If $c=\gcd(a,b)$ for $a,b\in\Bbb Z$ it is possible to write $ax + by = c$ with $x,y\in\Bbb Z$. Is it possible to prove that there are infinitely many integer solutions for $x$ and $y$ without using Diophantine equations, and if so how?
(The particular problem I have is $1947x+264y=33$.)
Writing $ax + by = c$, you get infinitely many solutions as follows: Let $k\in \mathbb Z$ be arbitrary, then \begin{align*} c &= ax + by = ax + \frac{ab}{c}\cdot k + by - \frac{ab}{c}\cdot k\\ &= a\cdot \left(x+\frac{b}{c}\cdot k\right) + b\cdot \left(y-\frac{a}{c}\cdot k\right) \tag{1} \end{align*} is another solution.
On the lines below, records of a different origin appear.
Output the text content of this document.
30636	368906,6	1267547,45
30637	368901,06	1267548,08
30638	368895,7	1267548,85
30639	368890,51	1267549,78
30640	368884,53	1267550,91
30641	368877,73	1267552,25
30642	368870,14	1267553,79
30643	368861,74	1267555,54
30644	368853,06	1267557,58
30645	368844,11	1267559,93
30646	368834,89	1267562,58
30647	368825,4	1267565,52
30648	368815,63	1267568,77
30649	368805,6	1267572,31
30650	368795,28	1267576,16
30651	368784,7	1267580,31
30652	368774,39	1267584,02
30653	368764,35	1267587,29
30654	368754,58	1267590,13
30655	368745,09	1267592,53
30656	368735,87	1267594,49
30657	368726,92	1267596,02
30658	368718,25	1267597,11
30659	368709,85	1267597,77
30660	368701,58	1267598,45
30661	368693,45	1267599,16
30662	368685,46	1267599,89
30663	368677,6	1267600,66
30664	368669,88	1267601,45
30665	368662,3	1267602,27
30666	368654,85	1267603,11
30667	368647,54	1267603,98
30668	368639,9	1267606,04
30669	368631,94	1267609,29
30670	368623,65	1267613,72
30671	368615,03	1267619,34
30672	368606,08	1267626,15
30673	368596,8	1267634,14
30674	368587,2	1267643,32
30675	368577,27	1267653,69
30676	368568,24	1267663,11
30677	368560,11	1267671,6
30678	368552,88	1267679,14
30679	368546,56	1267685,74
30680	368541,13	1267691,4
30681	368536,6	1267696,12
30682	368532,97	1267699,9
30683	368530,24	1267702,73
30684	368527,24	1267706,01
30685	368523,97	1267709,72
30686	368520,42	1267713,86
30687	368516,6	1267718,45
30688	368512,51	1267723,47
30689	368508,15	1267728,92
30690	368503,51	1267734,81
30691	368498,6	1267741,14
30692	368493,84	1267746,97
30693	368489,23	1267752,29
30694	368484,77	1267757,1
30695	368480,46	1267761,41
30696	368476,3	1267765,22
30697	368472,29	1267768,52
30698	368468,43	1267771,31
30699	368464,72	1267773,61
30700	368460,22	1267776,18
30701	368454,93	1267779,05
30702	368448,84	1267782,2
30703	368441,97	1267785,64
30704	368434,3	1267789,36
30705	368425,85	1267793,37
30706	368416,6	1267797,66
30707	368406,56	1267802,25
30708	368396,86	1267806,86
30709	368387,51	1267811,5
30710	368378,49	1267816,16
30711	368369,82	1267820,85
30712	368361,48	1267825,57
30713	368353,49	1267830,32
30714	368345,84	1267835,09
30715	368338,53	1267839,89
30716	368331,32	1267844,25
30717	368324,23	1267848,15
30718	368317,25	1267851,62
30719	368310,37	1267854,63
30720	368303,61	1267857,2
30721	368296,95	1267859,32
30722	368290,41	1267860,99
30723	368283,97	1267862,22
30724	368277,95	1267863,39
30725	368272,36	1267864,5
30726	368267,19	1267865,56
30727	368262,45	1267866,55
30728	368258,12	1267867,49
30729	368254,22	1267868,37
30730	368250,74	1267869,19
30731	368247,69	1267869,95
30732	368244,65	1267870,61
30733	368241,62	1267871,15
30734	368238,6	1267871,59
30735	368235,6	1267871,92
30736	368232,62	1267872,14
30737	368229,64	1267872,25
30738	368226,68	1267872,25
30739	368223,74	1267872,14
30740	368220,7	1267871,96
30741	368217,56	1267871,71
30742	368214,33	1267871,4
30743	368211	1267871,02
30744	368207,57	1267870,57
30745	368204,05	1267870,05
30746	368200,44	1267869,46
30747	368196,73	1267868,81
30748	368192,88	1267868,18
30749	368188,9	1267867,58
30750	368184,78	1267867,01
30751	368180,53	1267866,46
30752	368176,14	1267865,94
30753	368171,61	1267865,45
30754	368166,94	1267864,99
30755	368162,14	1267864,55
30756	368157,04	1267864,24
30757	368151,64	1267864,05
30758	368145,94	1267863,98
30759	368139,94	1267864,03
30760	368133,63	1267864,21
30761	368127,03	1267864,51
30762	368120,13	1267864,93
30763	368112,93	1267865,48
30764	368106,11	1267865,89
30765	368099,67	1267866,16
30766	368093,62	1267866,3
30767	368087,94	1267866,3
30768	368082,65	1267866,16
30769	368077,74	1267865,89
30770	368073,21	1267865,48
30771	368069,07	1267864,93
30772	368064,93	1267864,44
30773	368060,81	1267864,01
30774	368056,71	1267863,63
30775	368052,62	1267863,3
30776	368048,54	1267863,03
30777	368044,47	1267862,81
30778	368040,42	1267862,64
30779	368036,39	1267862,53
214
Conversely, every solution is of this form: Take two solutions $ax + by = c$ and $au + bv = c$. Subtracting both equations, dividing by $c$ and rearranging yields $$ \frac{a}{c}\cdot (x-u) = \frac{b}{c}\cdot (v-y). \tag{2} $$ Since $\frac{a}{c}$ and $\frac{b}{c}$ are coprime, it follows that $\frac{b}{c}$ divides $x-u$ and, likewise, $\frac{a}{c}$ divides $v-y$. Hence, we find $n,m\in \mathbb Z$ with $\frac{a}{c}\cdot n = v-y$ and $\frac{b}{c}\cdot m = x-u$. Plugging both solutions into (2) gives $$ \frac{a}{c}\cdot \frac{b}{c}\cdot m = \frac{b}{c}\cdot\frac{a}{c}\cdot n $$ and hence $n=m$, because $\frac{ab}{c^2}\neq 0$. This shows that every solution is of the form (1).